La scuola elementare dedicata ad Anna Frank, in strada della Pozzetta a Santa Maria delle Fabbrecce, un quartiere di Pesaro, è stata bersaglio durante la giornata di ieri di imbrattamenti da parte di ignoti, contro i quali il sindaco Ricci è deciso a fare chiarezza. Compaiono nelle vicinanze della scuola anche altre scritte inneggianti alla guerra come “make war not love”, la scritta ss con un palese rimando alle milizie tedesche al seguito di Hitler, una svastica disegnata su un cartello stradale e la frase “vietato introdurre ebrei”.

Ancora un triste episodio dunque, dopo quello delle figurine rinvenute nei corridoi dello stadio Olimpico raffiguranti Anna Frank con la maglia della Roma dello scorso ottobre, che riporta nuovamente tra le pagine di cronaca il nome di Anna Frank, la ragazza ebrea che venne deportata e uccisa insieme alla sua famiglia, le cui memorie furono affidate al celebre diario e la cui storia è stata oggetto, e soggetto, di vari film, documentari, dibattiti e studi.

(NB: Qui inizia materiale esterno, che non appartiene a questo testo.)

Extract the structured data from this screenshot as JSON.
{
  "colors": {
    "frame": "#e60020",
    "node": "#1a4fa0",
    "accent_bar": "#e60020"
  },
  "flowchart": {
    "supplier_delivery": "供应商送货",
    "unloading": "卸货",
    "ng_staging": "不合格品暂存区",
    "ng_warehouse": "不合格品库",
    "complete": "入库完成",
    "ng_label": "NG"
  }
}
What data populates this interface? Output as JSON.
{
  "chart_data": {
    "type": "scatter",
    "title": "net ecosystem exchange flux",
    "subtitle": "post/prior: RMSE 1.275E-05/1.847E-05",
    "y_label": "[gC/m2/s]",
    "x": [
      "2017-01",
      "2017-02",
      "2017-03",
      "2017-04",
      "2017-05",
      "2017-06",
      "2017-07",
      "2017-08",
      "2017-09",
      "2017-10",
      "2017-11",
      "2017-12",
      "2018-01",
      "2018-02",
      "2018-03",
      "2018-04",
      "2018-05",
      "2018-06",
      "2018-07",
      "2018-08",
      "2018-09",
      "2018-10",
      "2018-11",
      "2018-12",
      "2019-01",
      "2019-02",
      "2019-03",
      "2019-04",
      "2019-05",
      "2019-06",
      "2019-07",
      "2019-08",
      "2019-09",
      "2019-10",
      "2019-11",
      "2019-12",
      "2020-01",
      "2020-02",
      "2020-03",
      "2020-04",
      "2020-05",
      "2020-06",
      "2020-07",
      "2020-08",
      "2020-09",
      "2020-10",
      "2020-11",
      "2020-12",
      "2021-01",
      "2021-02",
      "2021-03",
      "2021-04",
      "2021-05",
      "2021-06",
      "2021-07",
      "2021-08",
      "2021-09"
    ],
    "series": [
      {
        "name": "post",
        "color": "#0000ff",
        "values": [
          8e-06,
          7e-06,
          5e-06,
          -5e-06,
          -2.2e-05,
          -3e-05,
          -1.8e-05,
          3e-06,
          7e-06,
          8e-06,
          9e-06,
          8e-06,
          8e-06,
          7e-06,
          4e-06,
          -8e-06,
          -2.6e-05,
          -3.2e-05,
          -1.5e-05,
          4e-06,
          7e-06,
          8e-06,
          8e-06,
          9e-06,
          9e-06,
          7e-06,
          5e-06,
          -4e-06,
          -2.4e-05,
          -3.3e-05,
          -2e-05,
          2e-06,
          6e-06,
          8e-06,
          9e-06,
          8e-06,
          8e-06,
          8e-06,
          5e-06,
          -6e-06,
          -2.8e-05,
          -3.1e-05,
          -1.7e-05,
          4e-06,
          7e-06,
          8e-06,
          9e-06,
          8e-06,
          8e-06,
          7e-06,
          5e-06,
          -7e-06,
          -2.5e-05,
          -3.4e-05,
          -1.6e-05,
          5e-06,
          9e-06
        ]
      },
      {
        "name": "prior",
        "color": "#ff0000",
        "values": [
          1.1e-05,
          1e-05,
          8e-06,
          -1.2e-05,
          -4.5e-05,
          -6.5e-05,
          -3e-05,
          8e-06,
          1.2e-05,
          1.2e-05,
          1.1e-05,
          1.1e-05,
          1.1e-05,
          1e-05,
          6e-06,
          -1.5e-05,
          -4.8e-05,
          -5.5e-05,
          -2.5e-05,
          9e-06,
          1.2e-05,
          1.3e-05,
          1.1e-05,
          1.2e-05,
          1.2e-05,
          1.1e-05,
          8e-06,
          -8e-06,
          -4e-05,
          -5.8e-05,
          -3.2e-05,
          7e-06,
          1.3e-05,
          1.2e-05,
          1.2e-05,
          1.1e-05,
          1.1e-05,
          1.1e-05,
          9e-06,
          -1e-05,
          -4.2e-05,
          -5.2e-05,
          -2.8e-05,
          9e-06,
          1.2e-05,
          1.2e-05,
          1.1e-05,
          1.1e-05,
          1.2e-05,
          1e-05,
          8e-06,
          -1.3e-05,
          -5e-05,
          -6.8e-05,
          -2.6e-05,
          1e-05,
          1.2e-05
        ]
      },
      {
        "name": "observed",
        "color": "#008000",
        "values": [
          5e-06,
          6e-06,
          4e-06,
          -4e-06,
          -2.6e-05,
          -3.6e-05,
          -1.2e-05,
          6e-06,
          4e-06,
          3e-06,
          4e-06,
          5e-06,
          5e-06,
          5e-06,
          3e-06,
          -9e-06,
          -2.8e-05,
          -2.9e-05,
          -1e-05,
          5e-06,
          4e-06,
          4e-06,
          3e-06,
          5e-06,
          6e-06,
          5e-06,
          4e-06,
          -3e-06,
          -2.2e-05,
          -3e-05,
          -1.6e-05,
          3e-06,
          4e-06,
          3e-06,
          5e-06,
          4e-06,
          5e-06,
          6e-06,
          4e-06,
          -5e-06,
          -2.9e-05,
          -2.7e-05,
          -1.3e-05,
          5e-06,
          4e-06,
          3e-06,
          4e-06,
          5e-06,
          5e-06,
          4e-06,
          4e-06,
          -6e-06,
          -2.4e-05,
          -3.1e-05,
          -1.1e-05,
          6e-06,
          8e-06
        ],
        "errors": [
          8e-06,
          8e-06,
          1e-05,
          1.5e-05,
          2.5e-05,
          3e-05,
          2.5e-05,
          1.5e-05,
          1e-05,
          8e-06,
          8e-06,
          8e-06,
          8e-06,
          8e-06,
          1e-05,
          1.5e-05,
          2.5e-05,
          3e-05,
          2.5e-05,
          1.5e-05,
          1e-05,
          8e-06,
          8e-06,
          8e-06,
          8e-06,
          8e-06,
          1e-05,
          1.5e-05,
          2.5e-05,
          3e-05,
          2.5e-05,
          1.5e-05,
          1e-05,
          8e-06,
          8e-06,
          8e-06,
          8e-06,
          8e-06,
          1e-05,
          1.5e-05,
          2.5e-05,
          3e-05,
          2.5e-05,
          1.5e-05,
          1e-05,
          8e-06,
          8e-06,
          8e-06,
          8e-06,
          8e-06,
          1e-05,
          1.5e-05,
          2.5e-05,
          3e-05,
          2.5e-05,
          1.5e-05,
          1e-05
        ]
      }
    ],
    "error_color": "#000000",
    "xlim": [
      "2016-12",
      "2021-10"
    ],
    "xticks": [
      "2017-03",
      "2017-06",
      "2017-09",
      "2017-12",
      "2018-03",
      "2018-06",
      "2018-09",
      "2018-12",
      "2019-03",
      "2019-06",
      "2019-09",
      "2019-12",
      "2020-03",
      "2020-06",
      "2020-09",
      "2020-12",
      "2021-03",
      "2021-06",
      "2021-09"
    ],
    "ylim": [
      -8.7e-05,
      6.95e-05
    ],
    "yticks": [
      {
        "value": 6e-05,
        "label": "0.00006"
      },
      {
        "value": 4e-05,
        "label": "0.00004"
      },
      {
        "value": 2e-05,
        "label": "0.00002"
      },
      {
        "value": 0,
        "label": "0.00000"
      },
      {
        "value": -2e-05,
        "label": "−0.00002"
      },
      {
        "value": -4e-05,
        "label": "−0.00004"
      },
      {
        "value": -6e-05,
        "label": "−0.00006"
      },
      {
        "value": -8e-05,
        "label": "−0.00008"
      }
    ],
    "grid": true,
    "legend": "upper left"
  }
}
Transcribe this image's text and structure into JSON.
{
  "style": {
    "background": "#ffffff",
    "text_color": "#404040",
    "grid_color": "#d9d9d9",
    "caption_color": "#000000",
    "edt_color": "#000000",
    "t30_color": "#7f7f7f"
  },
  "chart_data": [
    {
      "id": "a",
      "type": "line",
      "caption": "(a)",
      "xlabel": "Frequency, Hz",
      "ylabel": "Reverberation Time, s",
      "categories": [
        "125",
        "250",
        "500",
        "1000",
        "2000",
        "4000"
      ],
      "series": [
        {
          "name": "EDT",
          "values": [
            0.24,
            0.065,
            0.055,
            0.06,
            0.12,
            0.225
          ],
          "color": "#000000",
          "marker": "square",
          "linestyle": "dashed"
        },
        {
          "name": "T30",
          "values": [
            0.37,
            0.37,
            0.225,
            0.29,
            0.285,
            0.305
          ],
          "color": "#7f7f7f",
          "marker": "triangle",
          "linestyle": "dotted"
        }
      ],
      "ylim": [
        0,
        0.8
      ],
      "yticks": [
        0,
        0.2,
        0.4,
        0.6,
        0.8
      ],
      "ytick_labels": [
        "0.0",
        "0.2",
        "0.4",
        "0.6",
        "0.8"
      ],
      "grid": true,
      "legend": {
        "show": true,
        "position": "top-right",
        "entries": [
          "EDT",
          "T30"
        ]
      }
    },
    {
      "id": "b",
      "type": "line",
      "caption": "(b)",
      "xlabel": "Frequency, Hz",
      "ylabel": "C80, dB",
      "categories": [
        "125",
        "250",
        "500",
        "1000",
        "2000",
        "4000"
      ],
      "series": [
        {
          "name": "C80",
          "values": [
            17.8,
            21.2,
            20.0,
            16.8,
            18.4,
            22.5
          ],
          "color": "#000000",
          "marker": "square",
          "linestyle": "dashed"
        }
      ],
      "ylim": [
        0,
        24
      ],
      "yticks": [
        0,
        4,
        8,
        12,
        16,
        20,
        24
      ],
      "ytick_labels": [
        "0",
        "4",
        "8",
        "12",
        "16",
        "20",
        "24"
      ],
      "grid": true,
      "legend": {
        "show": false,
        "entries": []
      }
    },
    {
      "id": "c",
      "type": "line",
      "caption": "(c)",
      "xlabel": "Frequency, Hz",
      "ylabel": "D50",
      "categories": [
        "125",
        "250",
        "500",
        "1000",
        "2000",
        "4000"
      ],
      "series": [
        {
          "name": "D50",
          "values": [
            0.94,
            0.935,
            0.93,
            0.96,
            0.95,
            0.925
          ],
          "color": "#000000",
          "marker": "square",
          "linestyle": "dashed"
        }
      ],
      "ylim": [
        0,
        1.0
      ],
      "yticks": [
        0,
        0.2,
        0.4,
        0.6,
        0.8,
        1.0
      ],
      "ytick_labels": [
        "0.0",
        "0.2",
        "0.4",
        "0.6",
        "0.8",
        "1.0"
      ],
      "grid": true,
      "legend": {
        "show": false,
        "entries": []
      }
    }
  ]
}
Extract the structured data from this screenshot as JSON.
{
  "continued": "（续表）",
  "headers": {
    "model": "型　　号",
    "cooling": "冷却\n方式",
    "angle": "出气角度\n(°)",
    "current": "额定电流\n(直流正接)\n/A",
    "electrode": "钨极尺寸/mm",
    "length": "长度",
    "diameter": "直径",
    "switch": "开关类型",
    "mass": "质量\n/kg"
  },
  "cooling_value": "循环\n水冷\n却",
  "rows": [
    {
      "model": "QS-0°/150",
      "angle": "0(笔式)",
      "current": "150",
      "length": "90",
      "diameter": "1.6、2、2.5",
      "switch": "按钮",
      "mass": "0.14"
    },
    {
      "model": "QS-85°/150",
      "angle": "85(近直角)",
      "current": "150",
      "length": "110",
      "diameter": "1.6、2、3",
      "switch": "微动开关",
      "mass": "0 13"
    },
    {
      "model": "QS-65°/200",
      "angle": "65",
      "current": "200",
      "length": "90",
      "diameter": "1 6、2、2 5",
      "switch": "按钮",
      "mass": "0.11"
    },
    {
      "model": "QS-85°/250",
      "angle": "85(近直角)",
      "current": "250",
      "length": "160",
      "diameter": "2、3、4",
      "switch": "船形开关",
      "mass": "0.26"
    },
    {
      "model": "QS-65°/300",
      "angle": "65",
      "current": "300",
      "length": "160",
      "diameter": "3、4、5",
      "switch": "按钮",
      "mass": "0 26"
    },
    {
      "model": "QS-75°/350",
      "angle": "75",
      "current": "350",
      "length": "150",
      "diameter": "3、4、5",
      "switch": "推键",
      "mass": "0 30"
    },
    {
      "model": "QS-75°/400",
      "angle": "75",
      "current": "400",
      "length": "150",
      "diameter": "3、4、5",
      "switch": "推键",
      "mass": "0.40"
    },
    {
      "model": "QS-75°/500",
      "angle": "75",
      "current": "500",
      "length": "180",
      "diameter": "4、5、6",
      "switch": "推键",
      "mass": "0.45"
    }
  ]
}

Dalle ultime notizie sembra che le strade e i cartelli siano stati già ripuliti, il tutto è ora nelle mani dei carabinieri di Pesaro che cercano di ricostruire attraverso le telecamere di videosorveglianza del comune e dei negozi vicini alla scuola le dinamiche del triste episodio nel tentativo individuare i responsabili.

Anna Frank: una memoria da condividere

La sua casa, o meglio quello che era diventato il rifugio dove la famiglia visse in clandestinità per due anni, sito in via Prisengracht 236 ad Amsterdam, è oggi diventato un museo. Nella casa vuota, perché dopo la cattura da parte delle milizie antisemite tutte le proprietà e la mobilia della famiglia Frank vennero rubate e poi rivendute, si può ancora respirare il dolore vissuto in quegli anni, specchio del dolore di altre centinaia di famiglie ebree, deportate, torturate e uccise dai nazisti.

Eppure tutto questo dolore non basta, o sembra non bastare a chi riesce in qualche modo ad usare quegli avvenimenti senza far ricorso al buon senso e alla memoria collettiva.

Tra chi rinnega addirittura l’esistenza stessa dell’Olocausto e chi utilizza immagini allo stadio senza aver rispetto per il passato e per la memoria, c’è chi imbratta scuole, luogo di crescita ed educazione delle future generazioni con frasi inneggianti alla guerra e all’odio, e simboli che rimandano a uno dei periodi più cupi della storia dell’umanità.